Оркестр стал главным героем оперы «Иоланта». Тянущую на сенсацию новость подтвердили неповторимый звук «татарских симфоников», их дар пружинной размотки эмоций, динамическая мгновенность реакций. Нелинейный тембровый ландшафт, «комбинированные кадры» ближних и дальних оркестровых планов сочетались с предельным, немыслимым напряжением. Старинный сюжет, оперная драматургия и прямо-таки хичкоковский саспенс! То есть отлаженной, сфокусированной оркестровой линзы оказалось достаточно, чтобы опера рассмотрелась даже без костюмов, декораций и сценических разводок. Чудо, но благодаря дирижерской режиссуре Сладковского на симфоническом глянце новейшего образца — made in Tatarstan — оперная сказка Чайковского «заиграла», будто только что родилась.

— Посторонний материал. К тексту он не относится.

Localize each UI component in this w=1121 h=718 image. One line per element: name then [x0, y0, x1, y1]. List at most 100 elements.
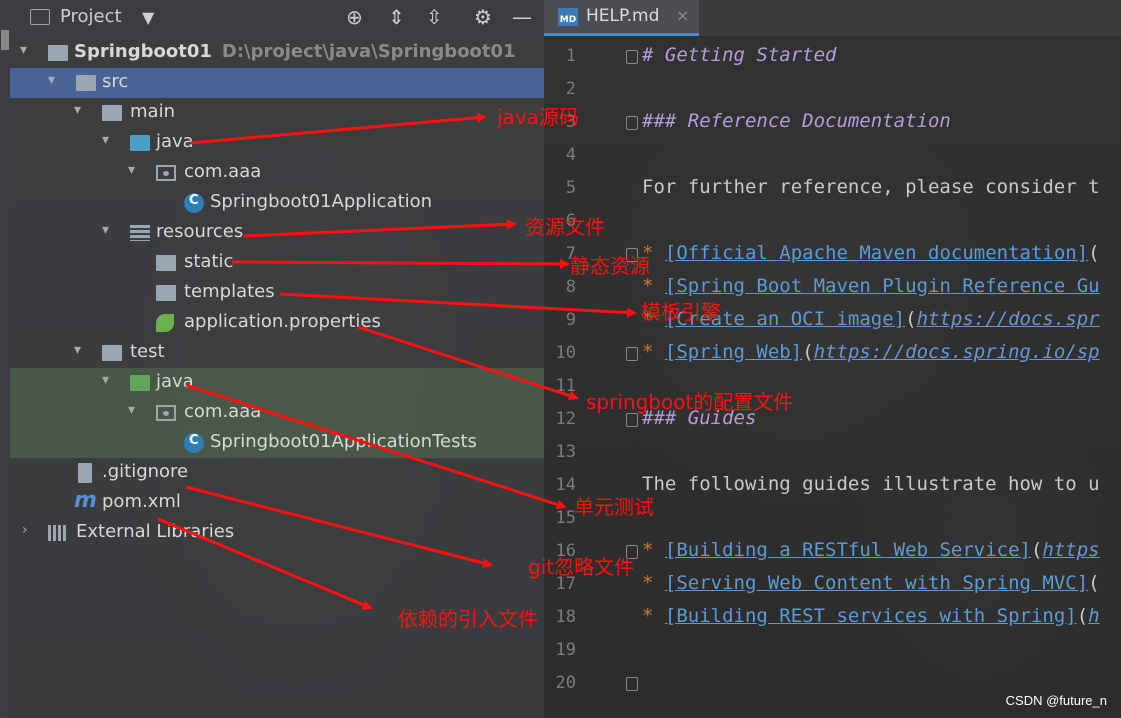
source-folder-icon [130, 135, 150, 151]
annotation-template-engine: 模板引擎 [641, 300, 721, 324]
folder-icon [102, 345, 122, 361]
project-panel-title[interactable]: Project [60, 6, 122, 27]
tab-help-md[interactable]: MD HELP.md × [544, 0, 699, 36]
code-line-14: The following guides illustrate how to u [642, 473, 1100, 495]
package-icon [156, 405, 176, 421]
collapse-all-icon[interactable]: ⇳ [426, 5, 443, 29]
tree-item-label: Springboot01ApplicationTests [210, 431, 477, 452]
tree-item-src[interactable]: ▾ src [10, 68, 544, 98]
tree-item-application-class[interactable]: Springboot01Application [10, 188, 544, 218]
tree-item-label: main [130, 101, 175, 122]
md-link[interactable]: [Serving Web Content with Spring MVC] [665, 572, 1088, 594]
tree-item-templates[interactable]: templates [10, 278, 544, 308]
chevron-down-icon[interactable]: ▾ [128, 162, 135, 178]
code-line-7: * [Official Apache Maven documentation]( [642, 242, 1100, 264]
maven-icon: m [74, 488, 97, 513]
crosshair-icon[interactable]: ⊕ [346, 5, 363, 29]
folder-icon [30, 9, 50, 25]
md-link[interactable]: [Spring Boot Maven Plugin Reference Gu [665, 275, 1100, 297]
annotation-unit-test: 单元测试 [574, 495, 654, 519]
line-number: 9 [565, 310, 576, 330]
tree-item-package[interactable]: ▾ com.aaa [10, 158, 544, 188]
md-paren: ( [802, 341, 814, 363]
chevron-down-icon[interactable]: ▾ [74, 102, 81, 118]
code-line-16: * [Building a RESTful Web Service](https [642, 539, 1100, 561]
tree-item-label: static [184, 251, 234, 272]
fold-marker-icon[interactable] [626, 347, 638, 361]
chevron-down-icon[interactable]: ▾ [20, 42, 27, 58]
fold-marker-icon[interactable] [626, 50, 638, 64]
line-number: 18 [555, 607, 576, 627]
tree-item-test-package[interactable]: ▾ com.aaa [10, 398, 544, 428]
tree-item-label: com.aaa [184, 401, 262, 422]
annotation-git-ignore: git忽略文件 [528, 555, 635, 579]
md-url[interactable]: h [1088, 605, 1099, 627]
chevron-down-icon[interactable]: ▾ [102, 132, 109, 148]
code-line-5: For further reference, please consider t [642, 176, 1100, 198]
line-number: 5 [565, 178, 576, 198]
md-url[interactable]: https://docs.spring.io/sp [814, 341, 1100, 363]
md-url[interactable]: https://docs.spr [917, 308, 1100, 330]
annotation-resource-files: 资源文件 [525, 215, 605, 239]
md-paren: ( [1088, 242, 1100, 264]
tree-item-label: resources [156, 221, 244, 242]
md-paren: ( [905, 308, 917, 330]
md-url[interactable]: https [1042, 539, 1099, 561]
tree-item-test[interactable]: ▾ test [10, 338, 544, 368]
tree-item-pom[interactable]: m pom.xml [10, 488, 544, 518]
chevron-down-icon[interactable]: ▾ [128, 402, 135, 418]
tree-item-gitignore[interactable]: .gitignore [10, 458, 544, 488]
md-link[interactable]: [Official Apache Maven documentation] [665, 242, 1088, 264]
chevron-down-icon[interactable]: ▾ [102, 372, 109, 388]
md-link[interactable]: [Building REST services with Spring] [665, 605, 1077, 627]
editor-tab-bar: MD HELP.md × [544, 0, 1121, 36]
tree-item-label: java [156, 131, 194, 152]
bullet: * [642, 572, 654, 594]
chevron-down-icon[interactable]: ▼ [142, 8, 154, 27]
tree-item-application-properties[interactable]: application.properties [10, 308, 544, 338]
tree-item-label: External Libraries [76, 521, 235, 542]
chevron-down-icon[interactable]: ▾ [74, 342, 81, 358]
gear-icon[interactable]: ⚙ [474, 5, 492, 29]
tree-item-label: src [102, 71, 129, 92]
code-line-3: ### Reference Documentation [642, 110, 951, 132]
tree-item-java-test[interactable]: ▾ java [10, 368, 544, 398]
bullet: * [642, 341, 654, 363]
package-icon [156, 165, 176, 181]
chevron-down-icon[interactable]: ▾ [48, 72, 55, 88]
close-icon[interactable]: × [676, 6, 689, 25]
editor-pane: MD HELP.md × 1 2 3 4 5 6 7 8 9 10 11 12 … [544, 0, 1121, 718]
chevron-down-icon[interactable]: ▾ [102, 222, 109, 238]
folder-icon [156, 285, 176, 301]
tree-item-external-libraries[interactable]: › External Libraries [10, 518, 544, 548]
tree-item-path: D:\project\java\Springboot01 [221, 41, 516, 62]
file-icon [78, 463, 92, 483]
tree-item-resources[interactable]: ▾ resources [10, 218, 544, 248]
code-line-1: # Getting Started [642, 44, 837, 66]
tree-item-label: test [130, 341, 165, 362]
spring-class-icon [184, 433, 204, 453]
fold-marker-icon[interactable] [626, 116, 638, 130]
tree-item-module[interactable]: ▾ Springboot01 D:\project\java\Springboot… [10, 38, 544, 68]
tree-item-label: pom.xml [102, 491, 181, 512]
fold-marker-icon[interactable] [626, 677, 638, 691]
project-tool-tab[interactable] [1, 30, 9, 50]
fold-marker-icon[interactable] [626, 413, 638, 427]
tree-item-static[interactable]: static [10, 248, 544, 278]
expand-all-icon[interactable]: ⇕ [388, 5, 405, 29]
code-line-8: * [Spring Boot Maven Plugin Reference Gu [642, 275, 1100, 297]
minimize-icon[interactable]: — [512, 5, 532, 29]
line-number: 20 [555, 673, 576, 693]
tree-item-main[interactable]: ▾ main [10, 98, 544, 128]
md-link[interactable]: [Spring Web] [665, 341, 802, 363]
library-icon [48, 525, 68, 541]
tree-item-java-main[interactable]: ▾ java [10, 128, 544, 158]
chevron-right-icon[interactable]: › [22, 522, 28, 538]
tree-item-application-tests[interactable]: Springboot01ApplicationTests [10, 428, 544, 458]
bullet: * [642, 605, 654, 627]
md-link[interactable]: [Building a RESTful Web Service] [665, 539, 1031, 561]
editor-code-area[interactable]: # Getting Started ### Reference Document… [642, 38, 1121, 718]
tree-item-label: application.properties [184, 311, 381, 332]
line-number: 10 [555, 343, 576, 363]
tree-item-label: .gitignore [102, 461, 189, 482]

ЧАЙКОВСКИЙ СЛЕДОМ ЗА ШОСТАКОВИЧЕМ
Второй после октябрьского концерта с музыкой Шостаковича выход ГСО РТ на сцену Большого зала Московской консерватории завершился стоячей овацией публики. Запись «Иоланты» осуществляло радио «Орфей». Очередной шаг «татарских симфоников», которые не теряют времени даром, информируя столицу о «казанском симфоническом чуде».
Сейчас в России только два оркестра будоражат воображение: ГСО РТ со Сладковским и пермская MusicAeterna с Теодором Курентзисом. На переднем плане картины с условным названием «Симфоническое дело в современной России» не намеренно, а стихийно нарисовалось следующее: художественный руководитель Пермского театра оперы и балета отдельной строкой работает над симфоническими записями Чайковского (два года назад выпустил диск со Скрипичным концертом, а минувшей осенью — Шестую симфонию), а буквально в эти декабрьские дни исполняет в рамках российского турне Седьмую симфонию Шостаковича, тогда как художественный руководитель симфонического оркестра Татарстана после записи всего симфонического Шостаковича всерьез подступил к оперному Чайковскому.
Понятно, что у каждого из этих дирижеров свой подход и свои творческие мотивации. Но примагниченность обоих к Чайковскому и Шостаковичу завораживает, не правда ли?
Играть известные произведения, словно открывая их заново, невероятная по сложности задача. Курентзис в своих интервью намекает, что ощущает себя кем-то в роде медиума композитора. Сладковский чаще ссылается на дисциплину строгого следования авторскому тексту. Но самое любопытное в том, что, добиваясь непредсказуемых результатов, оба с разных сторон приходят к одному и тому же: угадыванию той музыки, тех авторов и тех произведений, которые как воздух необходимы нашей сегодняшней жизни, черпающей в безотказности художественного результата некую гарантию или хотя бы иллюзию стабильности.
На сегодня ГСО РТ со Сладковским действительно гарантирует фирменный звук плюс тонус, нерв, энергию и головокружительное чувство эмоциональной безграничности, которые ничем не заменить и трудно с чем-либо спутать. На крыльце служебного входа в Большой зал консерватории после «Иоланты» группа слушателей восторженно сравнивала московское исполнение с состоявшимся двумя днями ранее в Казани, в Большом концертном зале им. Сайдашева. Когда Натан Рахлин в 1966 году создавал свой казанский оркестр, он вряд ли мечтал о том, что полвека спустя на симфонический оркестр Татарстана люди из Москвы и Петербурга будут ездить, чтобы послушать оперу Чайковского «Иоланта», а критики скромно позволят себе мечтать о записи ГСО РТ со Сладковским если не опер, то хотя бы всех симфоний Чайковского.